Maria Fernanda recebe uma prestação mensal de 209 euros (valor atualizado para 237€ em 2024), no âmbito do Rendimento Social de Inserção, e um cabaz semanal de alimentos “com arroz, massa, enlatados, sabão, frutas, legumes e umas boas coisinhas” que lhe permitem fazer pratos de aconchego, como “arroz, feijão, peixe frito e uma salada”. Beija a mão e acrescenta “chuchu beleza”, enquanto solta uma gargalhada que nos deixa com água na boca.
Conhecer Celina Paulo, gestora do seu processo, deu novo alento aos dias de Fernanda. “Encontrei essa mãe maravilhosa que me atendeu (risos)”, reconhece. Do outro lado chega um “obrigado”. A técnica da Santa Casa ouve mais do que fala, mas esclarece toda as dúvidas que surgem no decorrer da conversa, como o acesso a consultas de medicina dentária, pedido de nacionalidade e candidatura ao programa Habit'Almada.

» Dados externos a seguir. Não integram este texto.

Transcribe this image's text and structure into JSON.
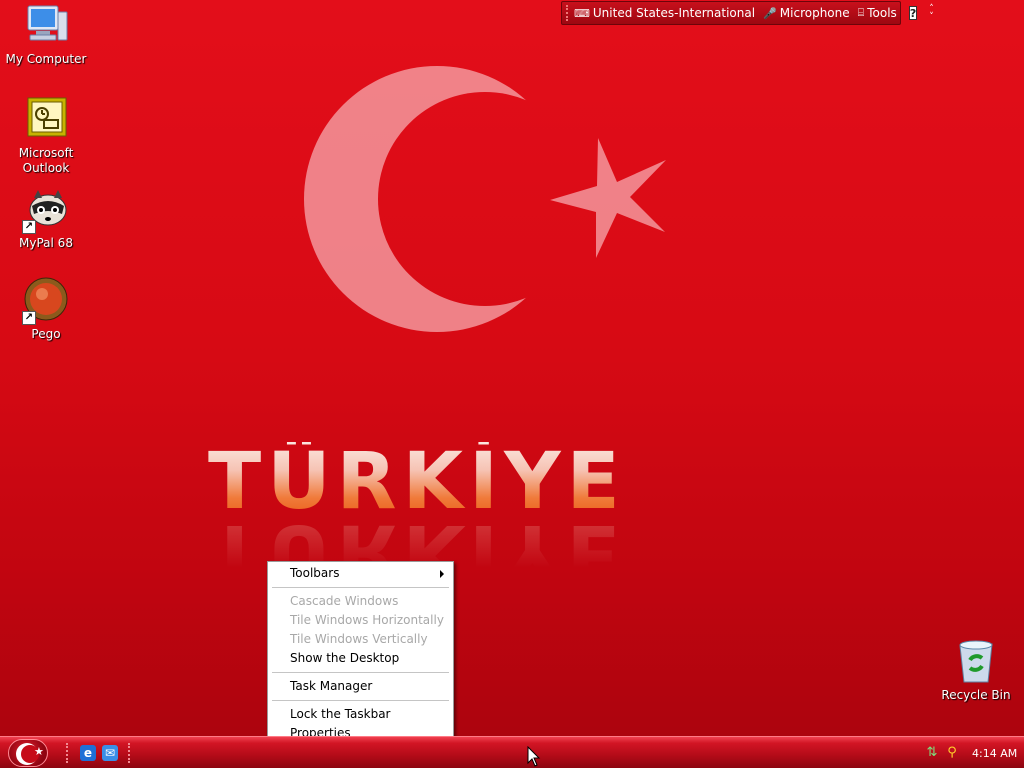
{
  "desktop": {
    "icons": [
      {
        "label": "My Computer",
        "icon": "computer-icon"
      },
      {
        "label": "Microsoft Outlook",
        "icon": "outlook-icon"
      },
      {
        "label": "MyPal 68",
        "icon": "mypal-icon"
      },
      {
        "label": "Pego",
        "icon": "pego-icon"
      },
      {
        "label": "Recycle Bin",
        "icon": "recycle-bin-icon"
      }
    ],
    "wallpaper_text": "TÜRKİYE"
  },
  "language_bar": {
    "language": "United States-International",
    "microphone": "Microphone",
    "tools": "Tools",
    "help": "?"
  },
  "context_menu": {
    "items": [
      {
        "label": "Toolbars",
        "enabled": true,
        "submenu": true
      },
      {
        "label": "Cascade Windows",
        "enabled": false
      },
      {
        "label": "Tile Windows Horizontally",
        "enabled": false
      },
      {
        "label": "Tile Windows Vertically",
        "enabled": false
      },
      {
        "label": "Show the Desktop",
        "enabled": true
      },
      {
        "label": "Task Manager",
        "enabled": true
      },
      {
        "label": "Lock the Taskbar",
        "enabled": true
      },
      {
        "label": "Properties",
        "enabled": true
      }
    ]
  },
  "taskbar": {
    "clock": "4:14 AM",
    "quick_launch": [
      "internet-explorer-icon",
      "outlook-express-icon"
    ],
    "tray": [
      "network-icon",
      "search-icon"
    ]
  },
  "colors": {
    "desktop_red": "#d70a14",
    "taskbar_red": "#b30b18",
    "menu_bg": "#ffffff",
    "disabled_text": "#a8a8a8"
  }
}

Neste momento, a atribuição de habitações, ao abrigo do programa gerido pela autarquia, está suspensa para revisão de regulamentos. Os realojamentos acontecem apenas em situações pontuais e urgentes, como sucedeu com uma das famílias que estava previsto o VM entrevistar, cuja habitação ardeu devido a um curto-circuito, e também com as cerca de 60 famílias que moravam sobre uma vala de drenagem, em risco de colapso.

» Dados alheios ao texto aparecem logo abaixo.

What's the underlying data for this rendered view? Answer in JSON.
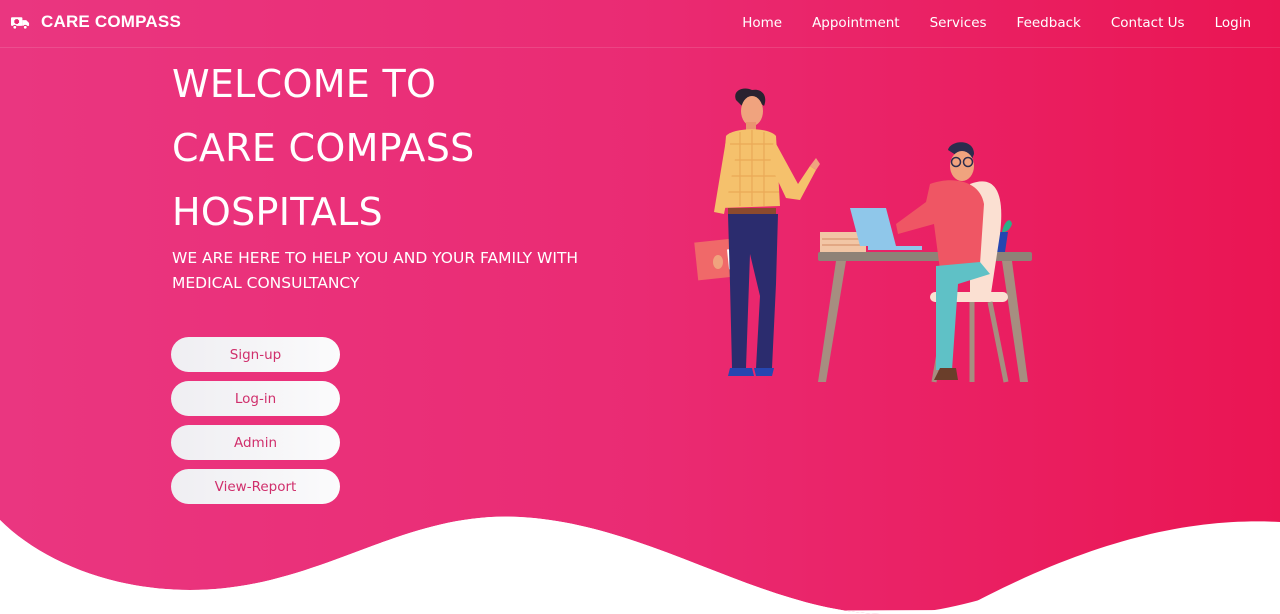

O processo, que decorreu entre 2022 e 2023, foi atribulado e “esbarrou numa série de constrangimentos porque pressupôs que as pessoas fossem proactivas e cumprissem requisitos como comprovativos de rendimentos e fiadores”, adiantou a diretora coordenadora da Santa Casa, Sofia Valério. Outra crítica apontada foi a falta de envolvimento da associação de moradores, que “conhece bem a situação das pessoas” e, segundo o presidente Paulo Faísca, podia ter evitado que ficassem de fora “pessoas sem contrato de arrendamento [situação comum no Segundo Torrão], enquanto os senhorios, que não moram cá, tiveram direito a casa”.

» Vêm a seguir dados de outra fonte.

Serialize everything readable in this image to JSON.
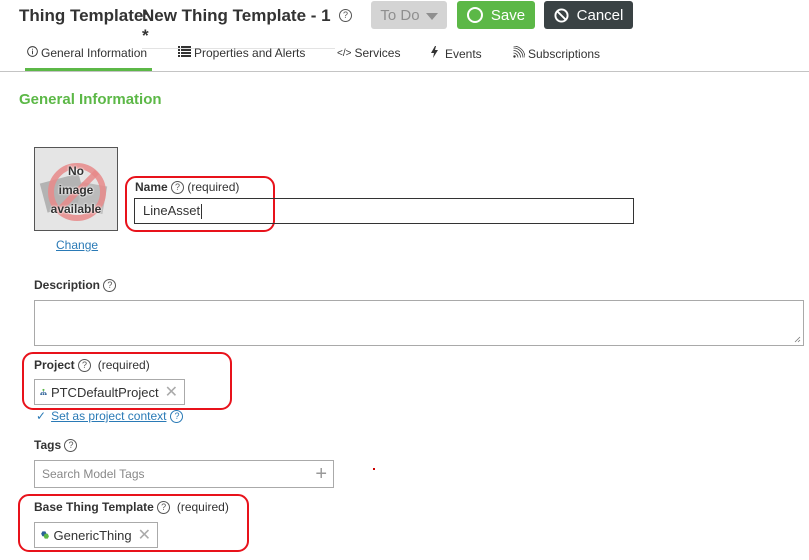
{
  "header": {
    "title_label": "Thing Template:",
    "entity_name": "New Thing Template - 1 *",
    "help_icon": "help-circle-icon",
    "state_dropdown": "To Do",
    "save_label": "Save",
    "cancel_label": "Cancel"
  },
  "tabs": [
    {
      "label": "General Information",
      "icon": "info-circle-icon",
      "active": true
    },
    {
      "label": "Properties and Alerts",
      "icon": "list-icon",
      "active": false
    },
    {
      "label": "Services",
      "icon": "code-icon",
      "active": false
    },
    {
      "label": "Events",
      "icon": "lightning-icon",
      "active": false
    },
    {
      "label": "Subscriptions",
      "icon": "rss-icon",
      "active": false
    }
  ],
  "section": {
    "title": "General Information",
    "image_placeholder": {
      "line1": "No",
      "line2": "image",
      "line3": "available"
    },
    "change_link": "Change",
    "name": {
      "label": "Name",
      "required": "(required)",
      "value": "LineAsset"
    },
    "description": {
      "label": "Description",
      "value": ""
    },
    "project": {
      "label": "Project",
      "required": "(required)",
      "value": "PTCDefaultProject",
      "context_link": "Set as project context"
    },
    "tags": {
      "label": "Tags",
      "placeholder": "Search Model Tags"
    },
    "base_template": {
      "label": "Base Thing Template",
      "required": "(required)",
      "value": "GenericThing"
    }
  },
  "colors": {
    "accent_green": "#5cb847",
    "cancel_dark": "#3a4244",
    "link_blue": "#2a7ab6",
    "highlight_red": "#e8121b"
  }
}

Em relação ao futuro do bairro, a ministra da Habitação (então secretária de Estado), Marina Gonçalves, adiantou em setembro de 2022 que a solução definitiva de realojamento passava pela construção de 95 imóveis, no âmbito do ‘1º Direito - Programa de Apoio ao Acesso à Habitação’. Um investimento com a duração prevista de três anos que, segundo o vereador da habitação em Almada, Filipe Pacheco, é a prova de que as “autarquias têm responsabilidades no desenvolvimento social e económico dos seus territórios” (revista ‘Almada’, julho 2023).
Mas “não basta construir casas para meter lá as pessoas”, assume o provedor da Santa Casa, Joaquim Barbosa. “É preciso fazer um trabalho contínuo de preparação das pessoas para viver numa casa decente, a preços baixíssimos ou a custo zero, até serem integradas. Só ouvimos falar de habitação a custos controlados, mas isso destina-se a pessoas com algum rendimento e no caso do Segundo Torrão as pessoas não têm emprego e têm de ser preparadas para viver numa casa. Este é um problema de dignidade humana e não podemos aceitar que no século XXI as pessoas vivam em barracas. É preciso desenvolver uma política social e de habitação no concelho, com realojamento acompanhado”. A expetativa, com a descentralização de competências (ver coluna), é que a Santa Casa passe a ter um papel mais ativo em realojamentos futuros.
ESPERAR E NÃO DESESPERAR
Maria Fernanda é uma das 2124 famílias (dados novembro 2023) acompanhada pela Misericórdia de Almada, que intervém nos territórios da Caparica, Trafaria, Sobreda, Almada, Pragal, Cova da Piedade e Cacilhas, com uma equipa de 16 técnicos e sete ajudantes de ação direta. Neste contexto tão diverso, a “Trafaria sempre foi o parente pobre de Almada”, adianta Joaquim Barbosa, servindo de asilo aos viajantes que eram obrigados a fazer quarentena e, mais tarde, a militares, presidiários e famílias que chegaram do ultramar, após o 25 de Abril.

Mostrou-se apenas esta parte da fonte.